October 20, 2016
Definitions Essential to Understanding 'Pay or Play' Compliance
In general, under the employer shared responsibility (“pay or play”) provisions of the Affordable Care Act (ACA), applicable large employers—generally those with 50 or more full-time employees, including full-time equivalent employees—may be subject to a penalty if they do not offer minimum essential coverage that is affordable and provides minimum value to their full-time employees (and their dependents).

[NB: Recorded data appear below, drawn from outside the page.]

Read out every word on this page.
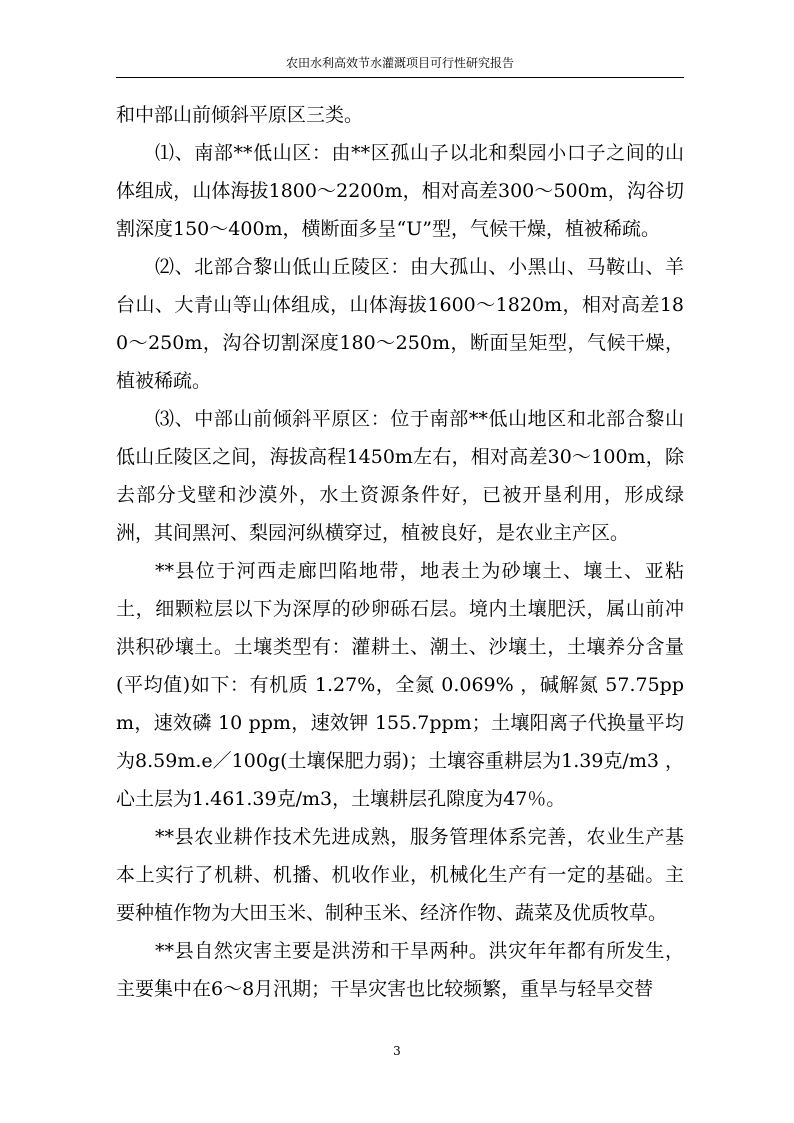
农田水利高效节水灌溉项目可行性研究报告

和中部山前倾斜平原区三类。

⑴、南部**低山区：由**区孤山子以北和梨园小口子之间的山体组成，山体海拔1800～2200m，相对高差300～500m，沟谷切割深度150～400m，横断面多呈“U”型，气候干燥，植被稀疏。

⑵、北部合黎山低山丘陵区：由大孤山、小黑山、马鞍山、羊台山、大青山等山体组成，山体海拔1600～1820m，相对高差180～250m，沟谷切割深度180～250m，断面呈矩型，气候干燥，植被稀疏。

⑶、中部山前倾斜平原区：位于南部**低山地区和北部合黎山低山丘陵区之间，海拔高程1450m左右，相对高差30～100m，除去部分戈壁和沙漠外，水土资源条件好，已被开垦利用，形成绿洲，其间黑河、梨园河纵横穿过，植被良好，是农业主产区。

**县位于河西走廊凹陷地带，地表土为砂壤土、壤土、亚粘土，细颗粒层以下为深厚的砂卵砾石层。境内土壤肥沃，属山前冲洪积砂壤土。土壤类型有：灌耕土、潮土、沙壤土，土壤养分含量(平均值)如下：有机质 1.27%，全氮 0.069% ，碱解氮 57.75ppm，速效磷 10 ppm，速效钾 155.7ppm；土壤阳离子代换量平均为8.59m.e／100g(土壤保肥力弱)；土壤容重耕层为1.39克/m3 ，心土层为1.461.39克/m3，土壤耕层孔隙度为47％。

**县农业耕作技术先进成熟，服务管理体系完善，农业生产基本上实行了机耕、机播、机收作业，机械化生产有一定的基础。主要种植作物为大田玉米、制种玉米、经济作物、蔬菜及优质牧草。

**县自然灾害主要是洪涝和干旱两种。洪灾年年都有所发生，主要集中在6～8月汛期；干旱灾害也比较频繁，重旱与轻旱交替

3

Here are definitions to help employers understand these key terms:
Minimum Essential Coverage: Minimum essential coverage includes, among other things, coverage under an employer-based plan (including self-insured plans, retiree plans, and COBRA coverage). It does not include fixed indemnity, life insurance, dental, or vision coverage. Click here for more on what qualifies as minimum essential coverage.

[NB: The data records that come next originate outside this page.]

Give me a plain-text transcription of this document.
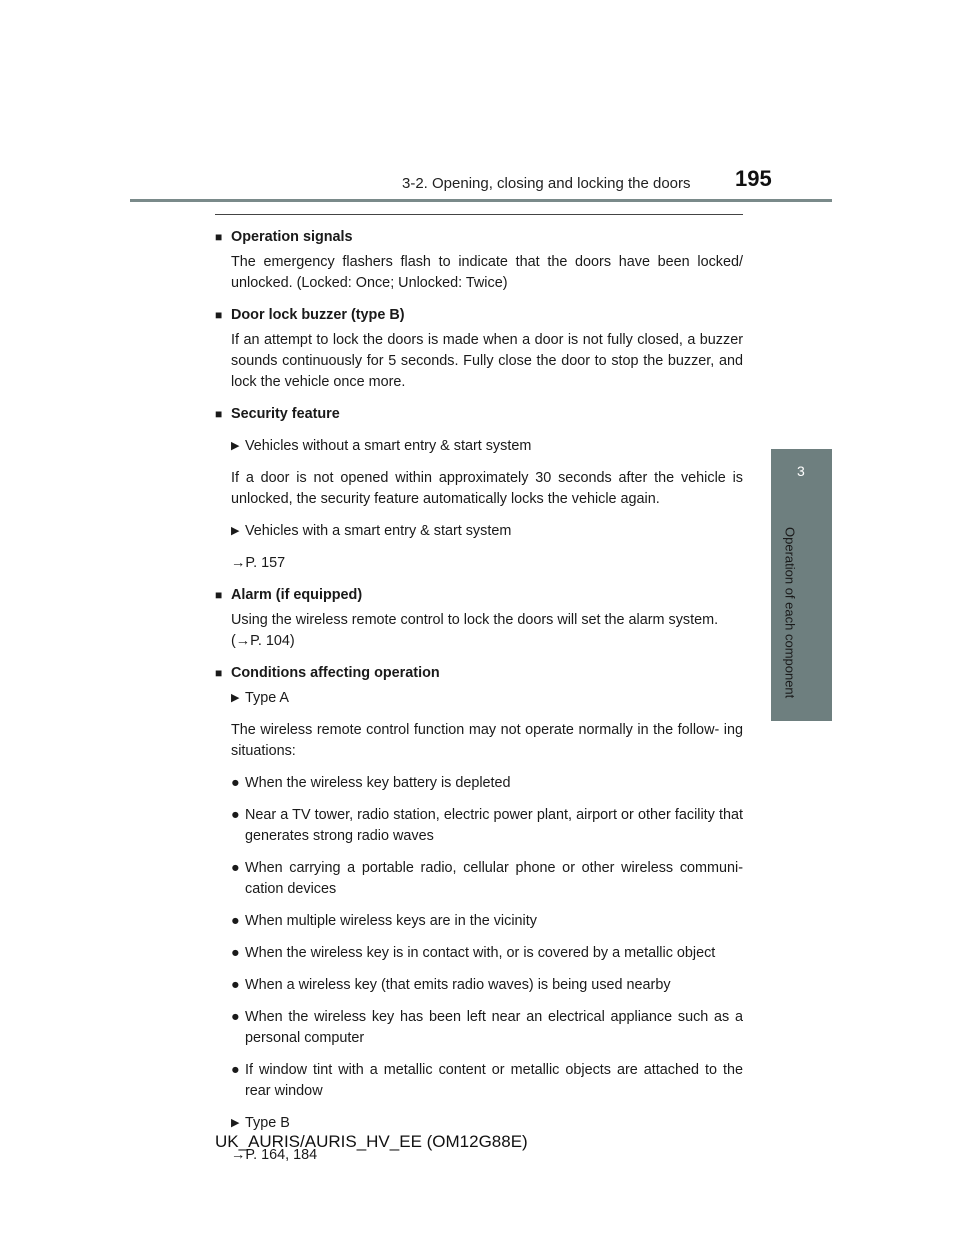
3-2. Opening, closing and locking the doors 195
3
Operation of each component
■ Operation signals
The emergency flashers flash to indicate that the doors have been locked/ unlocked. (Locked: Once; Unlocked: Twice)
■ Door lock buzzer (type B)
If an attempt to lock the doors is made when a door is not fully closed, a buzzer sounds continuously for 5 seconds. Fully close the door to stop the buzzer, and lock the vehicle once more.
■ Security feature
▶ Vehicles without a smart entry & start system
If a door is not opened within approximately 30 seconds after the vehicle is unlocked, the security feature automatically locks the vehicle again.
▶ Vehicles with a smart entry & start system
→P. 157
■ Alarm (if equipped)
Using the wireless remote control to lock the doors will set the alarm system. (→P. 104)
■ Conditions affecting operation
▶ Type A
The wireless remote control function may not operate normally in the follow- ing situations:
● When the wireless key battery is depleted
● Near a TV tower, radio station, electric power plant, airport or other facility that generates strong radio waves
● When carrying a portable radio, cellular phone or other wireless communi- cation devices
● When multiple wireless keys are in the vicinity
● When the wireless key is in contact with, or is covered by a metallic object
● When a wireless key (that emits radio waves) is being used nearby
● When the wireless key has been left near an electrical appliance such as a personal computer
● If window tint with a metallic content or metallic objects are attached to the rear window
▶ Type B
→P. 164, 184
UK_AURIS/AURIS_HV_EE (OM12G88E)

Affordable Coverage: For plan years beginning in 2016, coverage is generally considered affordable if the employee’s required contribution for the lowest cost self-only health plan is 9.66% or less of his or her household income for the taxable year. Given that employers are unlikely to know an employee’s household income, for purposes of pay or play, they may use a number of safe harbors to determine affordability, including reliance on Form W-2 wages.
Note: While previously released guidance updates the affordability threshold to 9.69% for plan years beginning in 2017 for purposes of the premium tax credit, the pay or play regulations regarding penalties for failing to offer health coverage and use of the affordability safe harbors were not updated to reflect this increase. Employers intending to take advantage of one or more of the three affordability safe harbors should therefore consult a knowledgeable benefits attorney or tax specialist for specific guidance on how to proceed.
Minimum Value: An employer-sponsored plan provides minimum value if it covers at least 60% of the total allowed cost of benefits that are expected to be incurred under the plan. Employers generally must use a minimum value calculator developed by the U.S. Department of Health and Human Services (HHS) to determine if a plan with standard features provides minimum value. Plans with nonstandard features are required to obtain an actuarial certification for any nonstandard features. HHS has also proposed regulations for certain safe harbor plan designs that will satisfy minimum value.